Sunday, January 20, 2008

The Thing about Winter

Here's the thing about winter. When it's winter, I scuff around in my slippers on the beige wall-to-wall carpeting in the study/living room, and then when I sit down at my desk I first need to touch the metal goose-necked lamp in order to diffuse all of my static electricity before coming into contact with my computer. It kind of hurts, and I dread it a little every time I get over here.

On the other hand, I dread it a lot less than I dreaded zapping the laptop back before I figured out that touching the lamp first made things better. (I came to this realization, oh, yesterday.)

Saturday, January 19, 2008

What's in Store


I present you with the first batch. (I had my students attach an in-class pre-writing to their papers; hence the ragged edges.)

For those of you who were curious about the numbers:
  • 3 sections x (avg.) 20 students = 60 comp students
  • 1 section x 25 students = 25 survey students
  • 4 short papers + 3 drafts + 4 final papers = 11 comp papers
    • 10 comp papers x 60 comp students = 660 comp papers (I miscounted last time)
  • 4 short papers + 1 midterm + 1 final = 6 survey papers
    • 6 survey papers x 25 survey students = 150 survey papers
  • 660 comp papers + 150 survey papers = 810 papers
I've been so excited about this semester's syllabi and the students (who seem like a good bunch thus far) that I'd forgotten all about this part of teaching. Yeep. This is the semester in which I experiment with typed comments, methinks; my hand won't make it otherwise.

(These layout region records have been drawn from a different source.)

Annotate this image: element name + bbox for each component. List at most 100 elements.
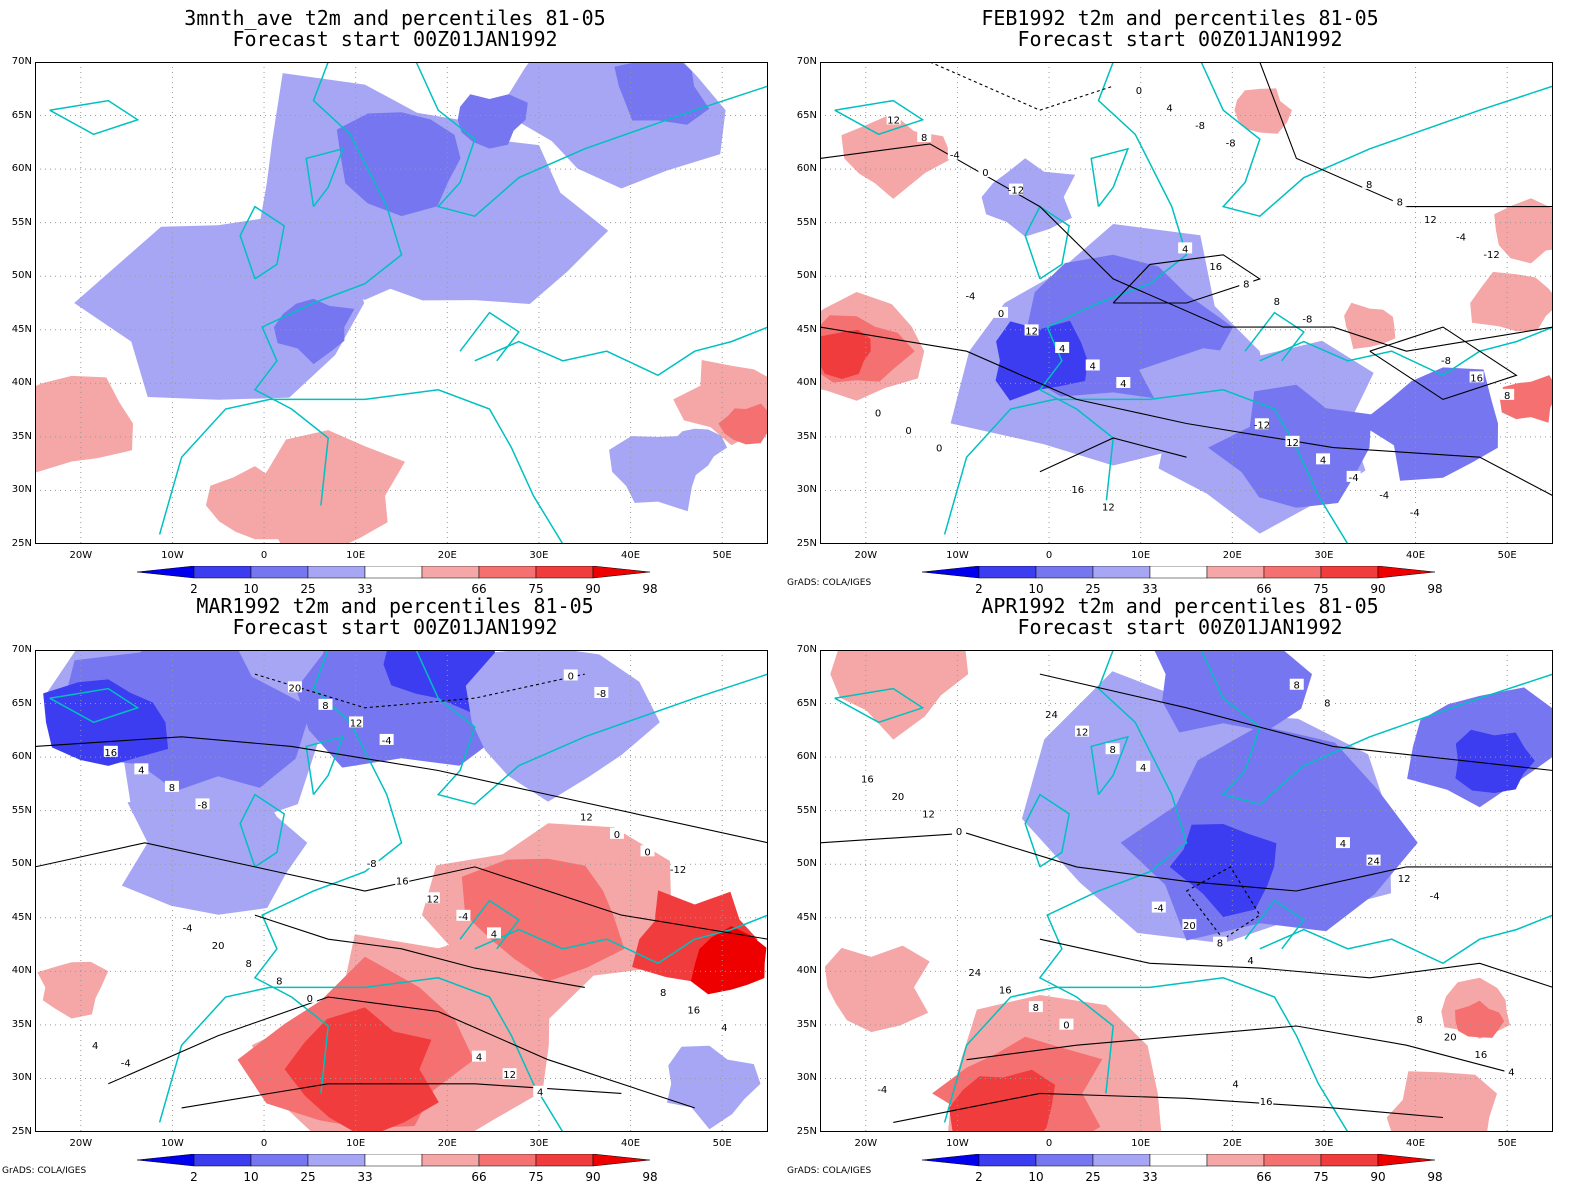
colorbar-segment [193, 1154, 252, 1167]
shading-red_75 [718, 403, 768, 445]
svg-text:-12: -12 [1008, 186, 1024, 197]
colorbar-segment [421, 566, 480, 579]
svg-text:16: 16 [999, 986, 1012, 997]
svg-text:-8: -8 [1302, 315, 1312, 326]
shading-red_66 [35, 375, 133, 473]
contour-label: -4 [963, 289, 978, 302]
svg-text:4: 4 [491, 929, 497, 940]
lat-tick-label: 65N [11, 109, 32, 121]
contour-label: 4 [1335, 837, 1350, 850]
contour-label: 12 [502, 1068, 517, 1081]
svg-text:-12: -12 [670, 865, 686, 876]
contour-label: 0 [609, 827, 624, 841]
colorbar-label: 10 [243, 1170, 258, 1184]
contour-label: 0 [302, 991, 317, 1005]
lon-tick-label: 30E [1314, 1138, 1334, 1149]
svg-text:12: 12 [1102, 502, 1115, 513]
contour-line [1369, 326, 1518, 401]
colorbar-label: 33 [357, 1170, 372, 1184]
svg-text:-4: -4 [1456, 233, 1466, 244]
contour-label: -4 [118, 1056, 133, 1069]
svg-text:4: 4 [1120, 379, 1126, 390]
colorbar-segment [307, 1154, 366, 1167]
shading-red_90 [820, 329, 871, 379]
lat-tick-label: 70N [796, 644, 817, 655]
contour-line [35, 842, 768, 940]
contour-line [929, 62, 1114, 111]
coastline [158, 389, 564, 544]
contour-label: 16 [686, 1003, 701, 1017]
contour-label: 0 [1131, 84, 1146, 97]
coastline [158, 977, 564, 1132]
colorbar-arrow-left [922, 566, 980, 579]
svg-text:-4: -4 [382, 736, 392, 747]
contour-label: 8 [1105, 743, 1120, 756]
svg-text:-4: -4 [121, 1058, 131, 1069]
lat-tick-label: 70N [11, 644, 32, 655]
coastline [49, 99, 140, 136]
svg-text:4: 4 [1140, 763, 1146, 774]
contour-label: 4 [1243, 954, 1258, 967]
contour-label: -12 [1008, 183, 1024, 197]
svg-text:0: 0 [905, 426, 911, 437]
lat-tick-label: 60N [11, 751, 32, 763]
shading-blue_33 [981, 158, 1076, 237]
svg-text:16: 16 [1071, 485, 1084, 496]
contour-label: -4 [1427, 889, 1442, 903]
contour-label: 8 [656, 986, 671, 999]
lon-tick-label: 20E [1222, 1138, 1242, 1149]
colorbar-label: 33 [1142, 1170, 1157, 1184]
coastline [459, 311, 520, 362]
lon-tick-label: 30E [529, 550, 549, 561]
contour-label: 8 [318, 698, 333, 712]
contour-label: 20 [287, 681, 302, 694]
contour-label: 12 [886, 113, 901, 126]
shading-blue_10 [995, 320, 1088, 401]
svg-text:8: 8 [1033, 1003, 1039, 1014]
lat-tick-label: 65N [11, 697, 32, 709]
contour-label: -4 [947, 148, 962, 162]
map-panel-feb: FEB1992 t2m and percentiles 81-05 Forecas… [785, 0, 1575, 598]
colorbar-segment [250, 566, 309, 579]
contour-label: 0 [932, 441, 947, 454]
shading-blue_25 [457, 94, 528, 149]
contour-label: 4 [472, 1050, 487, 1064]
contour-label: 8 [272, 974, 287, 987]
colorbar-segment [1206, 1154, 1265, 1167]
colorbar-segment [1149, 1154, 1208, 1167]
svg-text:4: 4 [138, 765, 144, 776]
colorbar-label: 75 [1313, 1170, 1328, 1184]
svg-text:12: 12 [1398, 874, 1411, 885]
lat-tick-label: 50N [11, 270, 32, 282]
colorbar-segment [1263, 1154, 1322, 1167]
contour-label: 8 [1412, 1012, 1427, 1026]
shading-blue_33 [74, 215, 365, 400]
svg-text:-8: -8 [198, 800, 208, 811]
lon-tick-label: 20W [69, 550, 93, 561]
contour-label: 12 [579, 810, 594, 823]
svg-text:12: 12 [1025, 326, 1038, 337]
contour-label: -12 [1254, 418, 1270, 431]
colorbar-segment [535, 1154, 594, 1167]
lat-tick-label: 25N [796, 538, 817, 549]
coastline [459, 899, 520, 950]
lat-tick-label: 65N [796, 697, 817, 709]
colorbar-segment [1320, 1154, 1379, 1167]
svg-text:8: 8 [1109, 745, 1115, 756]
coastline [1024, 205, 1071, 280]
lat-tick-label: 25N [11, 538, 32, 549]
contour-label: 8 [1212, 936, 1227, 950]
svg-text:16: 16 [104, 748, 117, 759]
coastline [239, 793, 286, 868]
coastline [239, 205, 286, 280]
contour-line [1186, 866, 1261, 940]
lon-tick-label: 0 [1045, 550, 1053, 561]
contour-label: -4 [875, 1083, 890, 1096]
map-plot [35, 62, 768, 544]
lon-tick-label: 0 [260, 1138, 268, 1149]
contour-line [1039, 673, 1553, 772]
lon-tick-label: 40E [1406, 1138, 1426, 1149]
contour-label: 8 [1028, 1001, 1043, 1014]
svg-text:0: 0 [998, 309, 1004, 320]
contour-label: 16 [998, 983, 1013, 997]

In other news, there haven't been any bird pictures on this blog for a while. Here are some geese that I photographed in the fall. I'm really fond of this picture, which I only just downloaded from my camera tonight. I like the way that the birds are captured in flight between the two trees.


The Lull

I'm giving myself the morning off before I begin preparing Teaching Demo 2. Due to a variety of unrelated and incomprehensible airline delays, I didn't get home until about midnight; I hadn't eaten dinner, so despite my exhaustion I cooked up some pasta + parmesan and had a bit of wine whilst watching "Arrested Development" DVDs. Then I slept until 10. It was nice

Now I'm afraid of getting my hopes up and all, but before I firmly put School 1 (Miracle U) out of my mind, I can't keep myself from writing a few words on how heavenly it seemed. Great students, gorgeous campus and area, fabulous research support, all kinds of amazing opportunities. But enough! Wish me luck--I was the first of three candidates, so there's going to be a long wait. And I have this other school to go visit.

I can't think about this anymore. I need to read about what y'all have been up to, instead.